Thursday, January 28, 2010

Zombieland DVD

 

 

DVD Review by Kam Williams

 

Headline: Amusement Park Horror Comedy Arriving on DVD

 

                With Mad Cow disease having turned most of humanity into a cannibalistic race of mutant zombies, Columbus (Jesse Eisenberg) opts to travel from Texas to Ohio to check on his parents. The only reason the neurotic college student is among the few people still uninfected is because he’s so neurotic he never left his dorm room while the epidemic swept across campus. Now, as the nerdy weakling begins the dangerous trek home, it doesn’t look like he’s likely to last long battling the bloodthirsty marauders, even though he has prepared a helpful list of dos and don’ts.

Lucky for him, he soon crosses paths with his polar opposite on the macho scale, Tallahassee (Woody Harrelson), an alpha male with a muscle car and no qualms about killing to survive. Tallahassee has quite an arsenal at his disposal, weapons ranging from guns to bats to hedge clippers for snapping off the heads of the walking dead. However, since he’s starving and craving Hostess’ Twinkies, his first order of business is to raid an abandoned supermarket.

There, the two encounter Wichita (Emma Stone) and her younger sister, Little Rock (Abigail Breslin), streetwise teens who steal the guys’ auto. But a little further up the road, conceding that there’s strength in numbers, the girls have a change of heart and pick the boys back up. Then, the quartet decides to drive westward to Hollywood where an abandoned amusement park is rumored to be zombie-free.

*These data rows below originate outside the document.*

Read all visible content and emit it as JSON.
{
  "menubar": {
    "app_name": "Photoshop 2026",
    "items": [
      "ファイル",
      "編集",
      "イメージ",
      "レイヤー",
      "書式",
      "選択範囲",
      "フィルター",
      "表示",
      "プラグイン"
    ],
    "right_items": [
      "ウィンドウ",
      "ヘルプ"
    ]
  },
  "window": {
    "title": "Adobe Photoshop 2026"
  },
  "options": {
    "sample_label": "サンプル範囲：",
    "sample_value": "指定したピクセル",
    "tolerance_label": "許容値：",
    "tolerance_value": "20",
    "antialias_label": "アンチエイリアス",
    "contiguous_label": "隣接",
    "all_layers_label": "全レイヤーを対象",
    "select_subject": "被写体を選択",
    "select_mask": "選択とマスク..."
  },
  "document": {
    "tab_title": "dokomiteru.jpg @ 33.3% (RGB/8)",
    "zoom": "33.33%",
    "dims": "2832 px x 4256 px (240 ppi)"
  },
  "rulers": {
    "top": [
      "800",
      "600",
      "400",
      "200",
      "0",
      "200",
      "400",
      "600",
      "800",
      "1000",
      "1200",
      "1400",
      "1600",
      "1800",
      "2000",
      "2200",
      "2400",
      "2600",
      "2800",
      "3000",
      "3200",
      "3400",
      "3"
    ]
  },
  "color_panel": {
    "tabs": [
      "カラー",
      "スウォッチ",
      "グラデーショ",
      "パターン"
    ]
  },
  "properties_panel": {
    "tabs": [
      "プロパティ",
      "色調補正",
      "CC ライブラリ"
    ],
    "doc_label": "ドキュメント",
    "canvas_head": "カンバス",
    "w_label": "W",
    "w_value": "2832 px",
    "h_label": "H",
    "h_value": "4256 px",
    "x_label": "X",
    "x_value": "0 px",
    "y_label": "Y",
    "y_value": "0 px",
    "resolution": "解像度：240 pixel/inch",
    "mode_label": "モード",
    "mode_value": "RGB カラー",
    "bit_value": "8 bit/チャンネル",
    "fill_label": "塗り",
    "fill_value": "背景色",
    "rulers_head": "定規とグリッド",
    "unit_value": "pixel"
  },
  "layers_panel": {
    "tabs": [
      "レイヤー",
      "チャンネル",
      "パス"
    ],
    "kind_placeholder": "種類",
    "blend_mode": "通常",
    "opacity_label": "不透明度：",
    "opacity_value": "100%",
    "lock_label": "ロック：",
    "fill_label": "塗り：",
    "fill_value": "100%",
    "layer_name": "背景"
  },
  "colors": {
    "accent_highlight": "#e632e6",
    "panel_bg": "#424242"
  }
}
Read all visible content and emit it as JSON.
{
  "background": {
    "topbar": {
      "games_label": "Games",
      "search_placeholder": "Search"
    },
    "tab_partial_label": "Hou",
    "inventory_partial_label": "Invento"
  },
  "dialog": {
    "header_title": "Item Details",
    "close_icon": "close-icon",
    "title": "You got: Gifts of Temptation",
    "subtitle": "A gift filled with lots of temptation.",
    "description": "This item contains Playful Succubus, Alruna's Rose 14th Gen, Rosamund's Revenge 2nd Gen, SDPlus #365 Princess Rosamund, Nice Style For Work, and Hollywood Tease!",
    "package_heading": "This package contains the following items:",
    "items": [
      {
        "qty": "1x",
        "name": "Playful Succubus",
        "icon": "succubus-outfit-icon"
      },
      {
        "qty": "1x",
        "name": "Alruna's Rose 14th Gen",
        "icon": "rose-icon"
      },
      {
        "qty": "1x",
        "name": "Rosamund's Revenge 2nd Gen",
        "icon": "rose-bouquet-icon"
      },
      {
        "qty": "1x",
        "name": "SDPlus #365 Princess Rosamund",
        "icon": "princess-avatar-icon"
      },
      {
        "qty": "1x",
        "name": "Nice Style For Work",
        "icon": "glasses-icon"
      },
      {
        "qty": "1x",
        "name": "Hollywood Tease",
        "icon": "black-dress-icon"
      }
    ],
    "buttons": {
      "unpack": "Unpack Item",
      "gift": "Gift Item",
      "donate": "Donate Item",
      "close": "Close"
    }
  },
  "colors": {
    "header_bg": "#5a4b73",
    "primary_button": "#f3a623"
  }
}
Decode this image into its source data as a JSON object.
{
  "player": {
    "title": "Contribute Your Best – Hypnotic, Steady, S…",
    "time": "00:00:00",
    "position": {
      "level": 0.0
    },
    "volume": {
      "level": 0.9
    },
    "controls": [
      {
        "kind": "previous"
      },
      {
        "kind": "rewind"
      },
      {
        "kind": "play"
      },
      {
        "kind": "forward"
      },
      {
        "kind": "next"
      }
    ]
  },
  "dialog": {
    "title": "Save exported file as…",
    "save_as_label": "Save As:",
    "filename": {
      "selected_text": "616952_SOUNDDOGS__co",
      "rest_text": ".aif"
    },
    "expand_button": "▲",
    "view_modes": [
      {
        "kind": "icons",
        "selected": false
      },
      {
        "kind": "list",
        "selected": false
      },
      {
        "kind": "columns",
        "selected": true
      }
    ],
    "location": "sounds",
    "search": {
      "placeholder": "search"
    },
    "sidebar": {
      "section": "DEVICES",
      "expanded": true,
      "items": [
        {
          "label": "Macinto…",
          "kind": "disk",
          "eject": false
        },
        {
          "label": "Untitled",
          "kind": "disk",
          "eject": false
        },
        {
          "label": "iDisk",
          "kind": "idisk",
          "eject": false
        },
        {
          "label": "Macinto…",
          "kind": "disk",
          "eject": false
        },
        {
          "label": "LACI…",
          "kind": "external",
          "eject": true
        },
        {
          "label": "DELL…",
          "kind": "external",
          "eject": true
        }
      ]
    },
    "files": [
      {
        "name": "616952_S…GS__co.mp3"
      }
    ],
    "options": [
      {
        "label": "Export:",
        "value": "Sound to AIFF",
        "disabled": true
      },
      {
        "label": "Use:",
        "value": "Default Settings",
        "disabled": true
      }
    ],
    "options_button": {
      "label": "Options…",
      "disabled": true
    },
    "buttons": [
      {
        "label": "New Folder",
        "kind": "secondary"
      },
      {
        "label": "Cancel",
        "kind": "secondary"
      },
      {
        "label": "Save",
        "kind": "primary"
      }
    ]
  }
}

This is the engaging-enough premise of Zombieland, a splatter screamfest which generates far more mirth than tension. For, never do you get the sense that the picture’s motley crew might not survive their harrowing ordeal. Instead, you tend to focus on the comically creative variety of ways in which the four fight the swarming hordes of carnivorous creatures.

                Zombies as good clean fun, I mean, good messy fun!

 

Very Good (3 stars)

Rated R for profanity and gory violence.

Running time: 88 minutes

Studio: Sony Pictures Home Entertainment

DVD Extras: Deleted scenes, commentary by the director, the scriptwriters and actors Woody Harrelson and Jesse Eisenberg, visual f/x progression scenes, a “Behind-the-Scenes” featurette and theatrical trailers.